While regulations often change from year to year, we’ve got a bit of a breather this year. There had been a planned update of the Gen 2 Formula E chassis this year, but plans were pushed back by COVID-19 and the new car should hit the track next season. Manufacturers have also been limited in their ability to modify powertrain components – they’re allowed to introduce new powertrain components either this year or next, but not both.
Formula E race calendar
So far, only the first half of the season calendar has been announced, with the first races coming this weekend and then a significant pause until the Rome ePrix on April 10. Races then continue every two weeks in Valencia, Spain; Monaco; Marrakesh; and a doubleheader in Santiago, Chile.
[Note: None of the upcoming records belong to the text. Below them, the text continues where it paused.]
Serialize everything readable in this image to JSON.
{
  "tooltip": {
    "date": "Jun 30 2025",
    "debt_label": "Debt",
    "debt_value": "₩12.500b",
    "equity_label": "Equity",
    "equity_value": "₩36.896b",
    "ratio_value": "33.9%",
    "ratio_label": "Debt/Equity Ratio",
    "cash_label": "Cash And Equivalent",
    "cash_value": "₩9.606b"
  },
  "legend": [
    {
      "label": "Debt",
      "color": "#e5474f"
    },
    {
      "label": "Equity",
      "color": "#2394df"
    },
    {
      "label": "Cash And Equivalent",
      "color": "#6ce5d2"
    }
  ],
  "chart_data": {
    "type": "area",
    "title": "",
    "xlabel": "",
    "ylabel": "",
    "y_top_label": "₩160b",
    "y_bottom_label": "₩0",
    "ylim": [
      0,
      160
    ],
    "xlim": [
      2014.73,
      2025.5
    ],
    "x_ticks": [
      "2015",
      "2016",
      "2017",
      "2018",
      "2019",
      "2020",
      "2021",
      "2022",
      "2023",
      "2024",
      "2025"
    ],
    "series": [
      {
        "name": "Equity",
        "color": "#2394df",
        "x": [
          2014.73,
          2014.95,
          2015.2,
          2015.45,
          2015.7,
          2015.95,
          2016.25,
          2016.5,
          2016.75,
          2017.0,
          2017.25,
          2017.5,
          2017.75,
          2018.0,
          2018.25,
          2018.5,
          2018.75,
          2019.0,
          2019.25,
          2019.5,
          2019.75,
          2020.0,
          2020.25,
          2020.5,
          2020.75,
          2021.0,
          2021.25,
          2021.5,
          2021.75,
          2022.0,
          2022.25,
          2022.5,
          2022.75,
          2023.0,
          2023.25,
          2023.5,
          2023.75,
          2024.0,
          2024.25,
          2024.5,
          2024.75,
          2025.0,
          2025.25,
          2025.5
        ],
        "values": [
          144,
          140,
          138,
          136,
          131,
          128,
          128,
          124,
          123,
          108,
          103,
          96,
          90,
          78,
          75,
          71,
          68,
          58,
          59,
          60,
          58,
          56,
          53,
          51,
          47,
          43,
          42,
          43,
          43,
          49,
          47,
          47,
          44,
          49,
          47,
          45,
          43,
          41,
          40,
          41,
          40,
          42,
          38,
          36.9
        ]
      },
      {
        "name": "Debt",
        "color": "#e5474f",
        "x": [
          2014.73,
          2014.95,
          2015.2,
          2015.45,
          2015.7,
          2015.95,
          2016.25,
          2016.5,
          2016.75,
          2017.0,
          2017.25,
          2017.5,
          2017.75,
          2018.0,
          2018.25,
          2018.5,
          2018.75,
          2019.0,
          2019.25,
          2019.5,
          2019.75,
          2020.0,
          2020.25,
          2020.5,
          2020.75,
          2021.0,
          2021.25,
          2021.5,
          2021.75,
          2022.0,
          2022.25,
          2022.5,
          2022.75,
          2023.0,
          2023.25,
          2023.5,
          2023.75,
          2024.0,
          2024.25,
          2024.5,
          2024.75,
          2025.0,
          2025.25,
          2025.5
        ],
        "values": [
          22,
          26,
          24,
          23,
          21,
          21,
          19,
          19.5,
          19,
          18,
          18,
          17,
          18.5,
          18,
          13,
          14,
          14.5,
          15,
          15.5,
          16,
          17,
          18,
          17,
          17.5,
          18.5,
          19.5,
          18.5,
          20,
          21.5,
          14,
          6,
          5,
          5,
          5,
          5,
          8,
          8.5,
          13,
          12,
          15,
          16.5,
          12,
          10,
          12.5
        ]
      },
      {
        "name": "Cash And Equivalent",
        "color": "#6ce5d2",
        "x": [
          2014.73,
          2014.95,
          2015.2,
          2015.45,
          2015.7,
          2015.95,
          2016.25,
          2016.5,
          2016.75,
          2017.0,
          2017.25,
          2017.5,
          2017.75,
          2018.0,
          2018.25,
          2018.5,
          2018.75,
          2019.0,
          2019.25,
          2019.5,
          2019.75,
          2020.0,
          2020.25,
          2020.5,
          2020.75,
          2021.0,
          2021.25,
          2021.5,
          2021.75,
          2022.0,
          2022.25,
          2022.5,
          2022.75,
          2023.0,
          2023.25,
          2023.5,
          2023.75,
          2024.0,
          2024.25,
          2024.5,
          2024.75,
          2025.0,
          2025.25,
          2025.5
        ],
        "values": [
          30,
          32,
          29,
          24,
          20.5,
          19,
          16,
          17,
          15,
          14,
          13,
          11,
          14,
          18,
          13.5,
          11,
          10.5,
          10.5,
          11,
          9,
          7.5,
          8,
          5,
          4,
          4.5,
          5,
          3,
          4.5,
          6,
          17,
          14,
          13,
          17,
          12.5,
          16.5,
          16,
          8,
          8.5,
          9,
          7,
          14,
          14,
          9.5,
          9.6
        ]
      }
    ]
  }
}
The rest of the calendar is still very much provisional, but may include races in Sanya, China; Seoul; Berlin; New York City; Mexico City; and London. The London race is of particular interest, as it was going to be the “first indoor-outdoor motor race” ever, with the race taking place in and around ExCeL center in London. It was scheduled to be last season’s finisher, but cancelled due to the pandemic – the venue was turned into a makeshift hospital for COVID-19 patients.
All of this is subject to change based on developments with COVID-19. The calendar already changed from the original proposal that had the season starting in January in Chile and which included a Paris race, which has since been cancelled, so write these dates down in pencil, not pen.
While we’ve been to the Riyadh Street Circuit in Diriyah before, this race brings a new twist: It’s happening at night. This will be the first night race in Formula E history, which brings different challenges in terms of cooling, track temperature, and visibility (plus it looks cool). Grip may be low, as track temperature will be lower than during the daytime, and desert tracks can get very dusty and slippery as wind blows sand over the track surface.
Teams will also have to grapple with the challenges of racing during a pandemic, with social distancing measures enforced on many aspects of teamwork, and no roaring crowd watching the race. While Formula E has raced like this before, it was in a more managed environment in Berlin for three weeks straight, rather than a situation that requires international travel in between races.
Every season can bring a new shuffle to the racing order, but we see no reason to believe that the strong teams from last season won’t continue being strong this season. The top three teams from last year – DS Techeetah, Nissan, and Mercedes – all have the same driver lineups, and those lineups include strong drivers who have done well in previous seasons.
Porsche and Jaguar also have strong lineups, and Mahindra is always a dark horse worth looking out for, as the team has a lot of spirit and a great team principal in Dilbagh Gill.
All that said, pre-season testing was incredibly close, with closer results than Formula E has ever seen before. The usual suspects were at or near the front of the pack, but given the close testing results, we might be in for even closer racing than ever before. So tune in this weekend to see.
The races start at 5 p.m. UTC or 8 p.m. local Saudi time, which translates to 9 a.m. Pacific and noon Eastern. Remember, they are on Friday and Saturday (the Saudi weekend), not Saturday and Sunday. The races will be aired on CBS Sports Network in the US, or if you’re not in the US, you can check the Formula E website for ways to watch in your country. If you can’t find a way to watch the race live, Formula E usually uploads race highlights to their youtube channel within days, and full race replays often go up about a week after the race.